В то же время. Эссе и выступления - страница 2



О наследии моей матери часто говорят, что она разрывалась между эстетизмом и морализмом, между красотой и этикой. Эту двойственность заметит любой сведущий читатель, но я считаю, более точным было бы говорить о неразрывности этих понятий в ее работе. «Мудрость, которая приходит после глубокого, многолетнего контакта с эстетическим, – писала она, – не может воспроизвести никакой другой серьезный подход». Не знаю, так ли это. Но я знаю, что она верила в это всеми фибрами своей души и что ее почти фанатичное нежелание пропускать ни один концерт, выставку, оперу или балет было актом служения этому серьезному подходу, а не слабостью; частью ее проекта как писателя, а не пристрастием и уж точно не зависимостью.

Это развило в ней почти подвижническую преданность. Ей не было равных в восхищении. В другом эссе этого сборника, 1926… – размышлении о Пастернаке, Цветаевой и Рильке, она описывает трех поэтов как участников «священного исступления искусства», – как бога (Рильке) и двух его русских обожателей: «которые, как мы знаем, сами станут богами». Адекватность подобного поклонения для моей матери была совершенно естественной, и она отдавалась ему до самого конца; поклонение стало для нее второй натурой. Об этом ее полные восхищения эссе. И по этой причине, как бы ни дорога ей была карьера автора художественной литературы, она не могла перестать их писать, что в очередной раз показывает эта книга.

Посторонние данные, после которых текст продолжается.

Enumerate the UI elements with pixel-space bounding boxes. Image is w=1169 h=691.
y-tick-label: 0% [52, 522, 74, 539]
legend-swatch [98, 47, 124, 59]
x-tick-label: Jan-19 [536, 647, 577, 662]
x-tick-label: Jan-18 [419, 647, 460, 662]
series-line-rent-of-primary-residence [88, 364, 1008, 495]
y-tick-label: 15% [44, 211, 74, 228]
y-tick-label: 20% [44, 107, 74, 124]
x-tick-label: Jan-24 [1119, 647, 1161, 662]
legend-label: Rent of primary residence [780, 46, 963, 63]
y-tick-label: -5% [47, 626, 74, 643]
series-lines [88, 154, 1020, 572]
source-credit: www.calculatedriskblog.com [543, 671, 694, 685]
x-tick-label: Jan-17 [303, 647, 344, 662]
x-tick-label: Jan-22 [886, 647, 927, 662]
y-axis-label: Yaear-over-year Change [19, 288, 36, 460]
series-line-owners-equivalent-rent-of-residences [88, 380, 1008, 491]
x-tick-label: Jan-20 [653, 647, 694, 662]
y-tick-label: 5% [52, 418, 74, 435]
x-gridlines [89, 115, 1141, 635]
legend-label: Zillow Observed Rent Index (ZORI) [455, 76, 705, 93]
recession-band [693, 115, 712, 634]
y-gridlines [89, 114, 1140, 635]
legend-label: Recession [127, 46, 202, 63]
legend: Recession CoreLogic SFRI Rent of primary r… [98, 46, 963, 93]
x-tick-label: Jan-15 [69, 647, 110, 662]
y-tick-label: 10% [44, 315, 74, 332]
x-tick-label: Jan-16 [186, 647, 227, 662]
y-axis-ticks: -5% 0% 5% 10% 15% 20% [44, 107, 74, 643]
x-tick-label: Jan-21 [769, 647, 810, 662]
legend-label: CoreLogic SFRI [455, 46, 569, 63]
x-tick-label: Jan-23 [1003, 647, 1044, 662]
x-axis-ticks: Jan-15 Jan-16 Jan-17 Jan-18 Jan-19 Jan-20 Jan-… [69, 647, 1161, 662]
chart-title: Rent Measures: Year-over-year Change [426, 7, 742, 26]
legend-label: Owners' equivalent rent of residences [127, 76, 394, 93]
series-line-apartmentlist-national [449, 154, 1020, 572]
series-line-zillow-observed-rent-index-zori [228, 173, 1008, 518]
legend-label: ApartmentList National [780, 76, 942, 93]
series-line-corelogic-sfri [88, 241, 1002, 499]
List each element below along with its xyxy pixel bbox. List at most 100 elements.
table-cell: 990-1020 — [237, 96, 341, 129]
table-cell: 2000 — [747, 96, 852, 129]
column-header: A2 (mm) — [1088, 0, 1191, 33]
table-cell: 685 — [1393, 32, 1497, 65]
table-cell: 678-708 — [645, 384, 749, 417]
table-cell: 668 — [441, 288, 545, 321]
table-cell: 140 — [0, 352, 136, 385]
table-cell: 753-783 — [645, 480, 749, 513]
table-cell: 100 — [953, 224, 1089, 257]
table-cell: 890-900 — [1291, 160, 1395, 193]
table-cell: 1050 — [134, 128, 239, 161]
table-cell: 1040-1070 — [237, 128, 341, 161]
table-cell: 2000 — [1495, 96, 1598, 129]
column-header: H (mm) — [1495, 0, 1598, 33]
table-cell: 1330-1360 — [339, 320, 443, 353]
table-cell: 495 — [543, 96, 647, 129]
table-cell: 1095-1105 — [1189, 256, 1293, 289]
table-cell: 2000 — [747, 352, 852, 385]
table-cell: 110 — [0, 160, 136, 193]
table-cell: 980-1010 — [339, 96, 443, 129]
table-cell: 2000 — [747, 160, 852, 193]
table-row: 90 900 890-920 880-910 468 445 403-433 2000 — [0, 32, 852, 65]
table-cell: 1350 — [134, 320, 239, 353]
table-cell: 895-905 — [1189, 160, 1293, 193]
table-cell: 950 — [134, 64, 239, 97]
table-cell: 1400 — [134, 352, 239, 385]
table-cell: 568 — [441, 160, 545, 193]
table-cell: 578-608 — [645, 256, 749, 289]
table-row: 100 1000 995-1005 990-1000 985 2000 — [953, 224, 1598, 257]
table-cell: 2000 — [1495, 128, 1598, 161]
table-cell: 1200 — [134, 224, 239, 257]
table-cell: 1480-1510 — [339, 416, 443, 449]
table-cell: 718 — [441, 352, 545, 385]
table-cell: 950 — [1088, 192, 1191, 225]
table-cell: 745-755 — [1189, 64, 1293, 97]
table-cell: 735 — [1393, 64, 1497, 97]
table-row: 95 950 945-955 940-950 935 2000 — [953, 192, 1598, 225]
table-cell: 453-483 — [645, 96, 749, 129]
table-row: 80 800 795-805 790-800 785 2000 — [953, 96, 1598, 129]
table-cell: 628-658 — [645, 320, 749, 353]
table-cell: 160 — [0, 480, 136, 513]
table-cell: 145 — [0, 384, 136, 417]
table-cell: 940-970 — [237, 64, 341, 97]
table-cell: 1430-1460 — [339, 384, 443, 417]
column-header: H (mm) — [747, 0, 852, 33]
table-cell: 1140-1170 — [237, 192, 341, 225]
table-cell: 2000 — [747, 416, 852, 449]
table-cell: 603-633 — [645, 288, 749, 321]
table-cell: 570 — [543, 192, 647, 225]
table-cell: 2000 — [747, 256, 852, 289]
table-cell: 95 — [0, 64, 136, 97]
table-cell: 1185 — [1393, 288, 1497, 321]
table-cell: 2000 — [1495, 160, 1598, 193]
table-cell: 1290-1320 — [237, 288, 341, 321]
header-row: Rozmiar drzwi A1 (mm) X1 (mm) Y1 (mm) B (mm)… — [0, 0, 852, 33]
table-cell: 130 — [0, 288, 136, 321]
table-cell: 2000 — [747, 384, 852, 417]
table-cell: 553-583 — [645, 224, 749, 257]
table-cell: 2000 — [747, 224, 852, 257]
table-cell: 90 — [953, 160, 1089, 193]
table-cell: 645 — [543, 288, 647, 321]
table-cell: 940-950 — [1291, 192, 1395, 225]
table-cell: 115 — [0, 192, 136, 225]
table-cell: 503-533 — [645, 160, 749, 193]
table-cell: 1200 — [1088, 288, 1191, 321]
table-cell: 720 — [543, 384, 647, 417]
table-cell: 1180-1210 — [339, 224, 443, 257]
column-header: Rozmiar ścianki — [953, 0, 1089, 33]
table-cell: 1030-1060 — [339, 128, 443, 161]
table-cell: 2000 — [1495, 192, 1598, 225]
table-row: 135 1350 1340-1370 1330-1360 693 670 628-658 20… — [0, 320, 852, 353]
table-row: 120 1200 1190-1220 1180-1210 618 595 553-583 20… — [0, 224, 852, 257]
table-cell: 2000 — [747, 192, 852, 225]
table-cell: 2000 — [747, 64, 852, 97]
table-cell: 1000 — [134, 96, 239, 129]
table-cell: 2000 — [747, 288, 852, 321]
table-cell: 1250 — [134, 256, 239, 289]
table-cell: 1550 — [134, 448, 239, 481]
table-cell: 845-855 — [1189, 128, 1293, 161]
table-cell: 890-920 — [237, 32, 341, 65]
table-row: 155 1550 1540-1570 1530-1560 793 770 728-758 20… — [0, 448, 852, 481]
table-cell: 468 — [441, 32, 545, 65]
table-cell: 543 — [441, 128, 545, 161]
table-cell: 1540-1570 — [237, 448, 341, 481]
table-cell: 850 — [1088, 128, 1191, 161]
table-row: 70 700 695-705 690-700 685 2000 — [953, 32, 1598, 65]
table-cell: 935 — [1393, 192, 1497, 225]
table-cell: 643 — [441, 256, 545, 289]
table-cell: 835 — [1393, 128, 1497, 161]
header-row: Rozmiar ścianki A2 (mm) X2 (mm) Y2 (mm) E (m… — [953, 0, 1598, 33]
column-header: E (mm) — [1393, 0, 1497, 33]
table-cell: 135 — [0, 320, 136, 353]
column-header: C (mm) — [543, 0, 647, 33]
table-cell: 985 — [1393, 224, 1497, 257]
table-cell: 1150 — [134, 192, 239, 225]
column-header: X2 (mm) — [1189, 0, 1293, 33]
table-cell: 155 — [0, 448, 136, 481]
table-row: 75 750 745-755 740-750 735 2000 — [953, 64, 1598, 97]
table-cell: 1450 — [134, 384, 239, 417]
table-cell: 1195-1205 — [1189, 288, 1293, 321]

Во время подготовки к пересадке стволовых клеток – ее последней, призрачной надежды на спасение – она говорила, что ей не удалось написать те романы и рассказы, которые она задумывала, наметки которых сохранились в ее дневниках и рабочих тетрадях. Тем не менее, когда я спросил у нее, почему она так много времени посвятила эссе о писателях от Натали Саррот в начале своей карьеры до Леонида Цыпкина, Халлдора Лакснесса и Анны Банти в год ее болезни (эти очерки представлены в данном сборнике), тому, что она называла «евангелическим стимулом», своим долгом, тогда как только написание художественных текстов приносило ей удовольствие как писателю. Но она никогда не думала о себе лишь как о писателе, и в эссе о Банти она говорит о «воинственном чтении». Мне кажется, именно этот воинственный читатель, или, как она выразилась еще где-то, претендент на звание «борца за лучший мир», написал большинство этих эссе, пока ее собственная художественная проза тщетно ждала своего часа. Она, конечно, понимала это. В свой семидесятый день рождения она сказала мне, что больше всего ей не хватает времени, времени на работу, от которой ее так часто и так надолго отвлекало написание эссе. И чем больше ей овладевала болезнь, тем больше она говорила со свинцовой грустью о потерянном времени. До самого конца, работая над эссе о Викторе Серже (этот очерк тоже представлен здесь), она ассоциировала себя, по собственному признанию, с предыдущей эпохой, когда «люди отдавались самопознанию и интеллектуальному поиску, жертвовали собой и самозабвенно надеялись». Критики всегда цеплялись к ней за эту безыроничную приверженность. Но ирония или мировая скорбь не помогли бы девочке с астмой и любовью к книгам из семьи, безразличной к успехам в учебе, пережить детство в южной Аризоне и пригороде Лос-Анджелеса. «Когда я была девочкой из Аризоны, – писала она, – и не могла дождаться взрослой жизни, выхода в большой мир, то спасалась чтением книг… Иметь доступ к литературе, мировой литературе, значило сбежать из тюрьмы национального тщеславия, мещанства, вынужденной провинциальности, пустой зубрежки, неблагополучия и невезения».